Quanto alla tipologia dei prodotti Felloni spiega che si tratta soprattutto di capi importanti, i più costosi, come "cappotti, piumini, giacche, abiti, anche calzature" e va sottolineato un rinnovato interesse degli uomini per i completi, in vista del ritorno negli uffici dopo le vacanze natalizie. Quanto alla percentuale di sconto in media, riferisce Felloni, "si aggira sul 30% in media ma siamo all'inizio - spiega- più andremo avanti con i saldi più alta sarà la percentuale di sconto, fino al 50% anche se con una ridotta possibilità di scelta. Del resto, in alcune regioni possono durare quasi tre mesi e minimo 45 giorni".
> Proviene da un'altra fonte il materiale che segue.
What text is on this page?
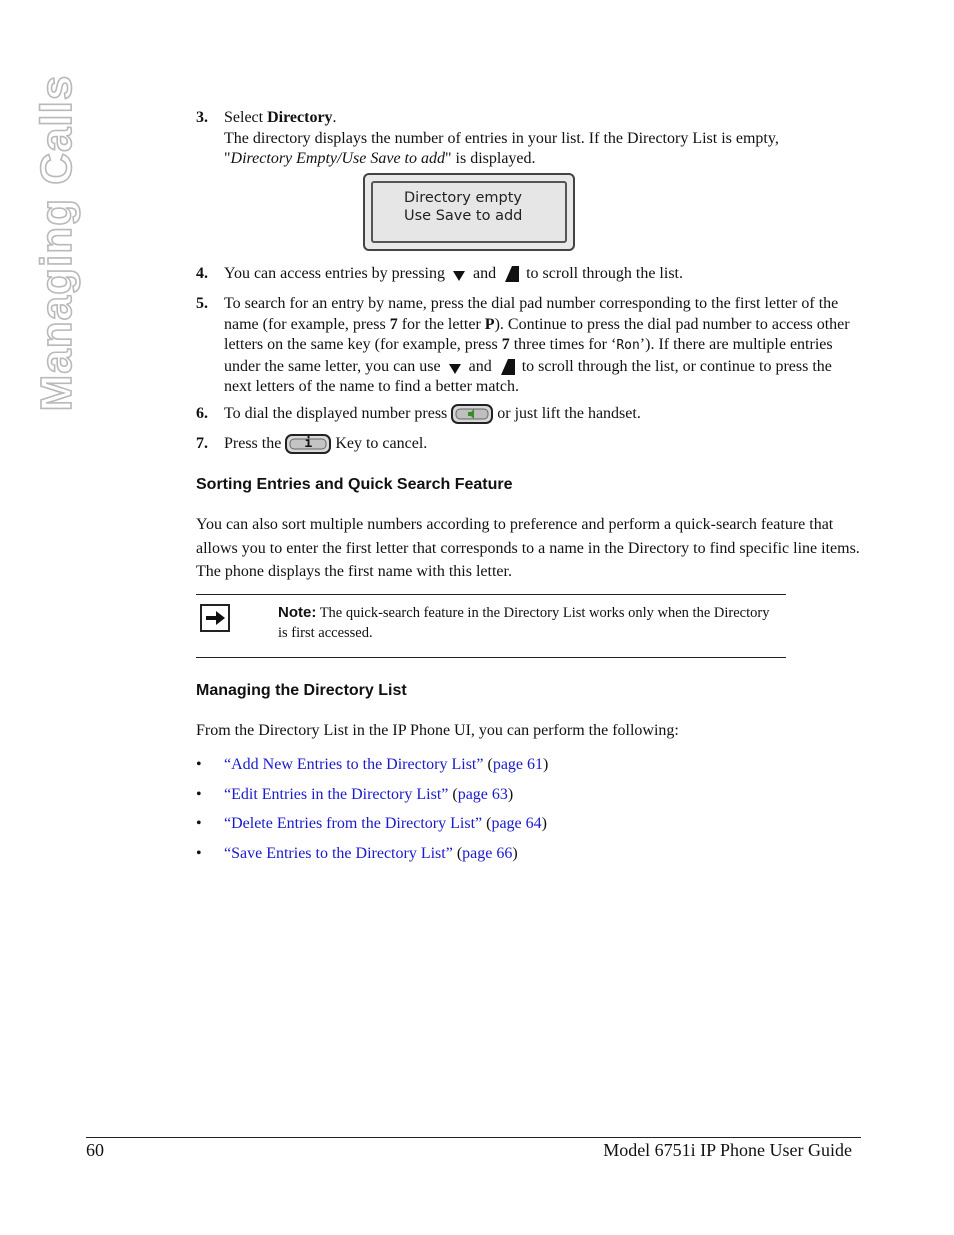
Managing Calls	3. Select Directory.
The directory displays the number of entries in your list. If the Directory List is empty,
"Directory Empty/Use Save to add" is displayed.
Directory empty
Use Save to add
4. You can access entries by pressing and to scroll through the list.
5. To search for an entry by name, press the dial pad number corresponding to the first letter of the name (for example, press 7 for the letter P). Continue to press the dial pad number to access other letters on the same key (for example, press 7 three times for ‘Ron’). If there are multiple entries under the same letter, you can use and to scroll through the list, or continue to press the next letters of the name to find a better match.
6. To dial the displayed number press	or just lift the handset.
7. Press the	i	Key to cancel.
Sorting Entries and Quick Search Feature

You can also sort multiple numbers according to preference and perform a quick-search feature that allows you to enter the first letter that corresponds to a name in the Directory to find specific line items. The phone displays the first name with this letter.

Note: The quick-search feature in the Directory List works only when the Directory is first accessed.
Managing the Directory List

From the Directory List in the IP Phone UI, you can perform the following:

• “Add New Entries to the Directory List” (page 61)
• “Edit Entries in the Directory List” (page 63)
• “Delete Entries from the Directory List” (page 64)
• “Save Entries to the Directory List” (page 66)
60	Model 6751i IP Phone User Guide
Il sondaggio di Federazione Moda Italia conferma che turismo e vendite vanno di pari passo. "Le città turistiche, non solo le grandi città d'arte e anche i borghi più attrattivi hanno fruito maggiormente di segnali positivi sui saldi, a parte il giorno della Befana che è stato particolarmente brutto da un punto di vista climatico" sottolinea Felloni. Un'ultima annotazione riguarda "la spinta" delle promozioni online. "Quest'anno gli strumenti digitali sono riusciti non tanto a realizzare vendite sul web quanto a creare interesse e curiosità: molti esercenti hanno pubblicato sui canali social alcuni articoli in saldo e così hanno invogliato i clienti a recarsi nei negozi per gli acquisti a prezzi scontati" conclude Felloni.